Quinto maior território, sexta maior população e nono maior PIB (Produto Interno Bruto) do mundo, o Brasil é um país de dimensões imensas. Assim como as nossas florestas, campos e cidades, o agronegócio nacional também tem proporções gigantescas: segundo dados da OMC (Organização Mundial do Comércio), somos o terceiro maior exportador de produtos agrícolas e os maiores produtores de laranja, café, carne bovina e açúcar do mundo.

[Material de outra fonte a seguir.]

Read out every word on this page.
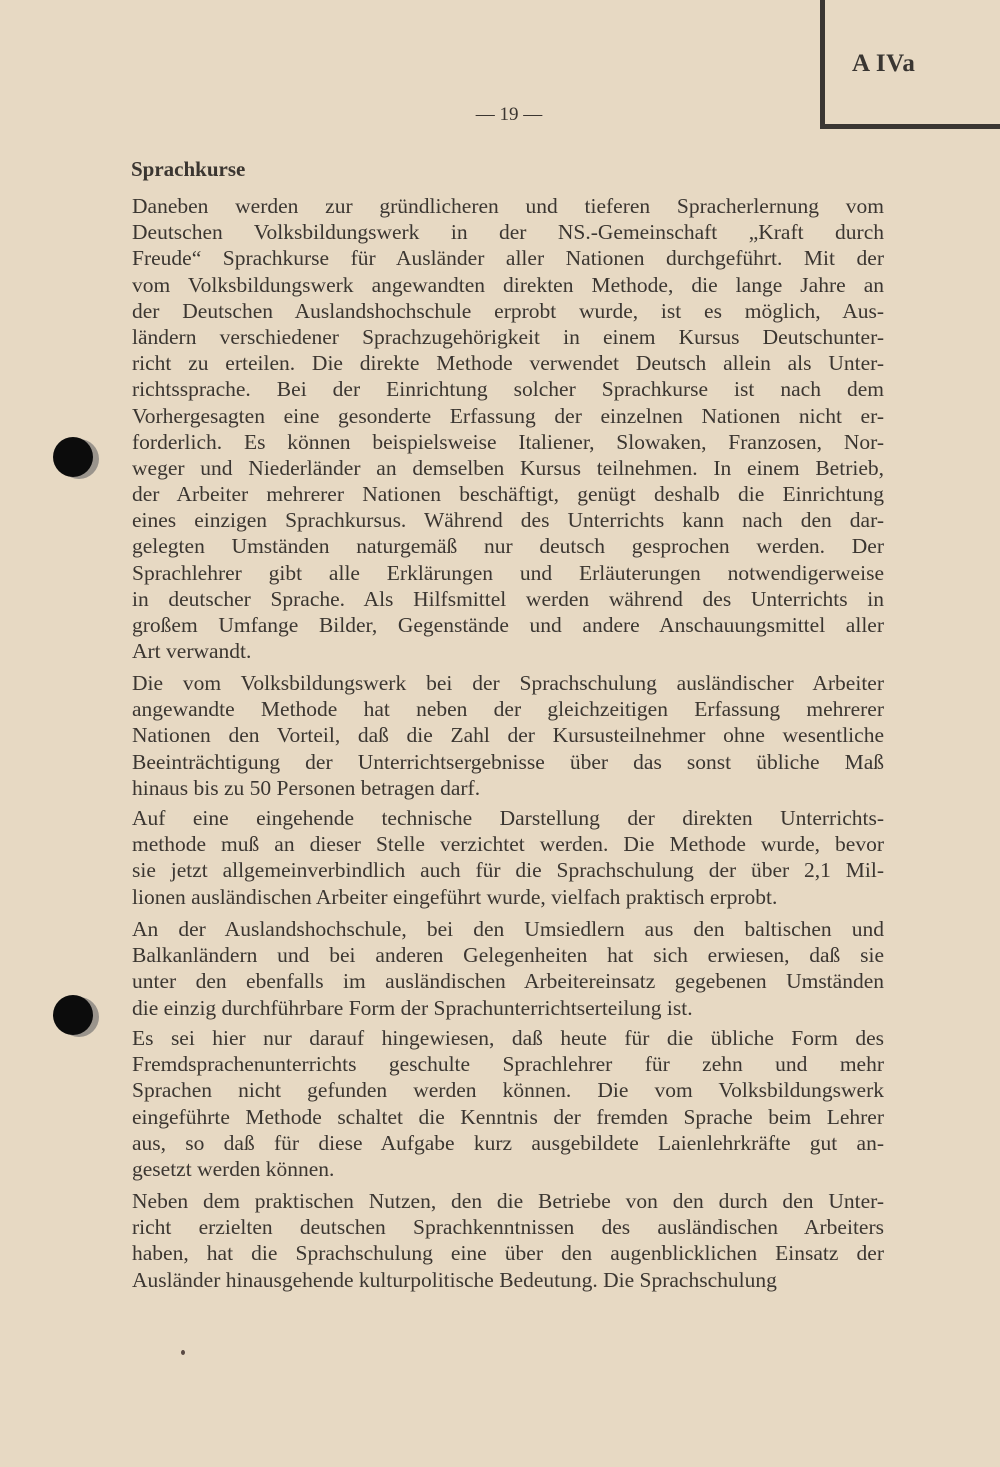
A IVa
— 19 —
Sprachkurse
Daneben werden zur gründlicheren und tieferen Spracherlernung vom
Deutschen Volksbildungswerk in der NS.-Gemeinschaft „Kraft durch
Freude“ Sprachkurse für Ausländer aller Nationen durchgeführt. Mit der
vom Volksbildungswerk angewandten direkten Methode, die lange Jahre an
der Deutschen Auslandshochschule erprobt wurde, ist es möglich, Aus-
ländern verschiedener Sprachzugehörigkeit in einem Kursus Deutschunter-
richt zu erteilen. Die direkte Methode verwendet Deutsch allein als Unter-
richtssprache. Bei der Einrichtung solcher Sprachkurse ist nach dem
Vorhergesagten eine gesonderte Erfassung der einzelnen Nationen nicht er-
forderlich. Es können beispielsweise Italiener, Slowaken, Franzosen, Nor-
weger und Niederländer an demselben Kursus teilnehmen. In einem Betrieb,
der Arbeiter mehrerer Nationen beschäftigt, genügt deshalb die Einrichtung
eines einzigen Sprachkursus. Während des Unterrichts kann nach den dar-
gelegten Umständen naturgemäß nur deutsch gesprochen werden. Der
Sprachlehrer gibt alle Erklärungen und Erläuterungen notwendigerweise
in deutscher Sprache. Als Hilfsmittel werden während des Unterrichts in
großem Umfange Bilder, Gegenstände und andere Anschauungsmittel aller
Art verwandt.
Die vom Volksbildungswerk bei der Sprachschulung ausländischer Arbeiter
angewandte Methode hat neben der gleichzeitigen Erfassung mehrerer
Nationen den Vorteil, daß die Zahl der Kursusteilnehmer ohne wesentliche
Beeinträchtigung der Unterrichtsergebnisse über das sonst übliche Maß
hinaus bis zu 50 Personen betragen darf.
Auf eine eingehende technische Darstellung der direkten Unterrichts-
methode muß an dieser Stelle verzichtet werden. Die Methode wurde, bevor
sie jetzt allgemeinverbindlich auch für die Sprachschulung der über 2,1 Mil-
lionen ausländischen Arbeiter eingeführt wurde, vielfach praktisch erprobt.
An der Auslandshochschule, bei den Umsiedlern aus den baltischen und
Balkanländern und bei anderen Gelegenheiten hat sich erwiesen, daß sie
unter den ebenfalls im ausländischen Arbeitereinsatz gegebenen Umständen
die einzig durchführbare Form der Sprachunterrichtserteilung ist.
Es sei hier nur darauf hingewiesen, daß heute für die übliche Form des
Fremdsprachenunterrichts geschulte Sprachlehrer für zehn und mehr
Sprachen nicht gefunden werden können. Die vom Volksbildungswerk
eingeführte Methode schaltet die Kenntnis der fremden Sprache beim Lehrer
aus, so daß für diese Aufgabe kurz ausgebildete Laienlehrkräfte gut an-
gesetzt werden können.
Neben dem praktischen Nutzen, den die Betriebe von den durch den Unter-
richt erzielten deutschen Sprachkenntnissen des ausländischen Arbeiters
haben, hat die Sprachschulung eine über den augenblicklichen Einsatz der
Ausländer hinausgehende kulturpolitische Bedeutung. Die Sprachschulung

Tal presença no mercado internacional repercute fortemente na economia nacional. Basta uma breve olhada nos números para constatarmos a importância do agronegócio no Brasil: quase um quarto de todas as riquezas nacionais (PIB) são frutos do desempenho do setor; mais de 40% de todas as nossas exportações são oriundas de produtos agrícolas e aproximadamente um em cada cinco trabalhadores brasileiros é empregado pela cadeia produtiva do agronegócio (trabalhadores do campo, fornecedores de insumo, compradores de matéria-prima e empresas responsáveis pelo processamento para a inserção destes produtos no mercado mundial). São mais de 19 milhões de empregos gerados de um total estimado de 91 milhões de trabalhadores ativos no Brasil.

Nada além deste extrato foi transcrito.